C’est cela qu’il faut accepter d’entendre. Ensuite on peut rediscuter du fond. Et redire qu’on voit de tous côtés à l’œuvre l’art de compliquer des choses simples.

De la maternelle à l’université (au niveau bac+5), l’Ensemble des Connaissances relevant de l’État arrêté/Actuel du Savoir doit être atomisé (E.C.E.A.S.) en micro-modules accessibles par emboîtement et/ou accumulation. Une mer d’unités de valeur. Où puiser tout au long des cursus.

A - Mastérisation ….

Dans les deux champs fondamentaux que sont la Maîtrise de la Langue Française et la Culture Générale, un ensemble d’unités de valeurs doit être défini, dont l’acquisition-validation à Bac+3 vaille licence M.L.F./C.G. et permette  d’être candidat  à un concours unique de recrutement qui, réussi, confère le statut de fonctionnaire et dont la finalité, au-delà,  soit double :

- à titre principal, engager l’impétrant dans deux années de formation supplémentaires préparant à son entrée sur concours dans le corps enseignant…..

- à titre secondaire, soit en raison de son échec au concours terminal (à Bac+5) de recrutement, soit en raison de son souhait de reconversion au bout d’un an, lui garantir un emploi dans la fonction publique.

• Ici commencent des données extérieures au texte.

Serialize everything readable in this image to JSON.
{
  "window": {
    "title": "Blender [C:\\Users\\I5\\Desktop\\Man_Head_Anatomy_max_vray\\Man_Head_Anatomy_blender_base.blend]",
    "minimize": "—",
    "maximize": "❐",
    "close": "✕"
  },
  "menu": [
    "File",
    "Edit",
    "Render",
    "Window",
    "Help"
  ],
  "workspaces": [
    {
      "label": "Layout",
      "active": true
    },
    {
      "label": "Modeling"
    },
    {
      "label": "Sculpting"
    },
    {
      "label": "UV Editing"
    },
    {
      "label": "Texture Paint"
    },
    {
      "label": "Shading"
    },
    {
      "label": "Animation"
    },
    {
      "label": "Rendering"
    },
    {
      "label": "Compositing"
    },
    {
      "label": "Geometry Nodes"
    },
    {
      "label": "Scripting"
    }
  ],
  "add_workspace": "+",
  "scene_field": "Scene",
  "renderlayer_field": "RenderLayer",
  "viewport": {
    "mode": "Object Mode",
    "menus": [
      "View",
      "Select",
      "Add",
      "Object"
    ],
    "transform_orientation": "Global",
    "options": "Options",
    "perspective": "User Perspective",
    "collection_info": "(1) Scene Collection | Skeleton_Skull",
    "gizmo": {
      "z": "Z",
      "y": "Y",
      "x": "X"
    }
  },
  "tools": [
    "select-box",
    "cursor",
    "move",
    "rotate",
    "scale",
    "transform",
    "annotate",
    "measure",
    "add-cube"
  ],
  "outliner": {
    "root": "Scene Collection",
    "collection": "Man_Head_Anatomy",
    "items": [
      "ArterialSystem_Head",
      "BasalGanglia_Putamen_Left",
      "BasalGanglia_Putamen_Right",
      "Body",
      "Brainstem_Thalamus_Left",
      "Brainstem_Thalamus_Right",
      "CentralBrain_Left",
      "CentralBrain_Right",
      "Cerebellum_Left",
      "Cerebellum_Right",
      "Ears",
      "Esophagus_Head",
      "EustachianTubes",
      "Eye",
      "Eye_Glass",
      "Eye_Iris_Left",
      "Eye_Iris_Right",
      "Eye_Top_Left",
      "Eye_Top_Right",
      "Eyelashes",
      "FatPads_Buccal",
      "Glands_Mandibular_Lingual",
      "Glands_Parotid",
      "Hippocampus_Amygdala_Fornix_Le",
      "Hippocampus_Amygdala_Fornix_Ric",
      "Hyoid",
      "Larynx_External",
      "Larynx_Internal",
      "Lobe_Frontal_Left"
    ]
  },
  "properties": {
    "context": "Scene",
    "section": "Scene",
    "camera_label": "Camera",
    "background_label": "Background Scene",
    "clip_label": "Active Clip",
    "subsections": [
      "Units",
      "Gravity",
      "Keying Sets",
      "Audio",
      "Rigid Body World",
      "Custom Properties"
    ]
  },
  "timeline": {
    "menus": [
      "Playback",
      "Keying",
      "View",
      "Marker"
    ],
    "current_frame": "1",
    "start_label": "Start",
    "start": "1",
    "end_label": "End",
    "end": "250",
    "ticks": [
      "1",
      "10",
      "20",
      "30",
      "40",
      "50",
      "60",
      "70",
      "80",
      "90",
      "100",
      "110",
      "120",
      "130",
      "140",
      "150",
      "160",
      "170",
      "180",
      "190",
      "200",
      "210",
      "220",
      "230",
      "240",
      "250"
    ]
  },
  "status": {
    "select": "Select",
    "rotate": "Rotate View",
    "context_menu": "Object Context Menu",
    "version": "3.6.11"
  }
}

Les deux années de formation supplémentaire évoquées correspondent :

La première à une prise de contact approfondie avec la fonction enseignante (mi-temps en « doublette » et à responsabilité réellement partagée avec un titulaire en place), et à l’acquisition, dans le champ souhaité d’exercice de la fonction (polyvalence ou enseignement mono-disciplinaire) d’un ensemble d’unités de valeurs que validera globalement un Master1.

La possibilité est offerte de quitter le cursus à ce niveau (Bac+4) en raison d’une « incompatibilité d’humeur » avec les exigences pédagogiques découvertes lors du mi-temps de contact avec la fonction enseignante.

La seconde année est une année de préparation universitaire axée sur l’acquisition d’un Master2 dans le champ d’exercice retenu (polyvalence ou mono-disciplinarité) et sur la préparation du concours de recrutement final correspondant.

L’échec au concours renvoie sur un autre emploi de la fonction publique.

Je n’insiste pas sur l’entrée en fonction définitive, au-delà, qu’il n’est pas possible de maintenir dans l’isolement des pratiques actuelles et dont le succès exige que soit redéfinie l’autonomie des établissements et installés des fonctionnements en équipe prenant entre autres en charge l’encadrement-soutien des débuts de carrière.

B – Enseignants-Chercheurs …

Le travail des universitaires enseignants-chercheurs est à l’évidence d’enseigner l’état actuel des connaissances (ci-dessus ECEAS) et d’en affiner la maîtrise et élargir le champ (Recherche). La dimension « enseignement » devrait correspondre à un service imposé systématique de douze heures hebdomadaires. Les activités de recherche doivent s’adosser à des thèmes précis définis en amont (dossiers) avec estimation de durée et calendrier de bilans d’étapes. Elles doivent être contractuelles. C’est une fantaisie que d’affirmer la nécessité d’un horizon sans contrainte pour permettre à l’inventivité de se déployer. La rémunération de l’enseignant-chercheur en tant que fonctionnaire comme son déroulement de carrière sont à installer  sur la base de son seul service d’enseignement. Les activités de recherche sont à financer par des bourses (d’état ou relevant de la commande d’organismes privés) et constituent la part mobile (et indépendante du salaire) de sa rémunération.

…………..

Je ne comprends pas que cette grille simple ne parvienne pas à émerger et à servir de cadre au règlement des questions soulevées.

L’enseignement doit d’abord s’appuyer sur la maîtrise de la langue et la culture générale, quoi qu’on prétende transmettre. Un pré-recrutement sur concours adossé à une licence MLF/CG (cf. ci-dessus) me semble donc indispensable.

La recherche n’est pas une abbaye de Thélème pour privilégiés. C’est une activité orientée vers le progrès de tous à partir des capacités de quelques-uns. Elle peut s’appuyer sur des propositions isolées, elle ne peut pas négliger les attentes collectives. Et elle est « à thèmes ». On ne cherche pas à vie tout et n’importe quoi. 

Il y a par trop, dans les difficultés du moment, dilution des exigences premières de l’intérêt général au bénéfice des frilosités installées et du confort des échecs acceptés.

Posté par Sejan à 11:20 - Système Educatif - Commentaires [0] - Rétroliens [0] - Permalien [#]

15 février 2009

Trois Sorties

.... et trois spectacles .

Les ai-je vraiment choisis ?

Des circonstances familiales m’y ont jeté et ma foi, autant être dès lors spectateur bonhomme et attentif.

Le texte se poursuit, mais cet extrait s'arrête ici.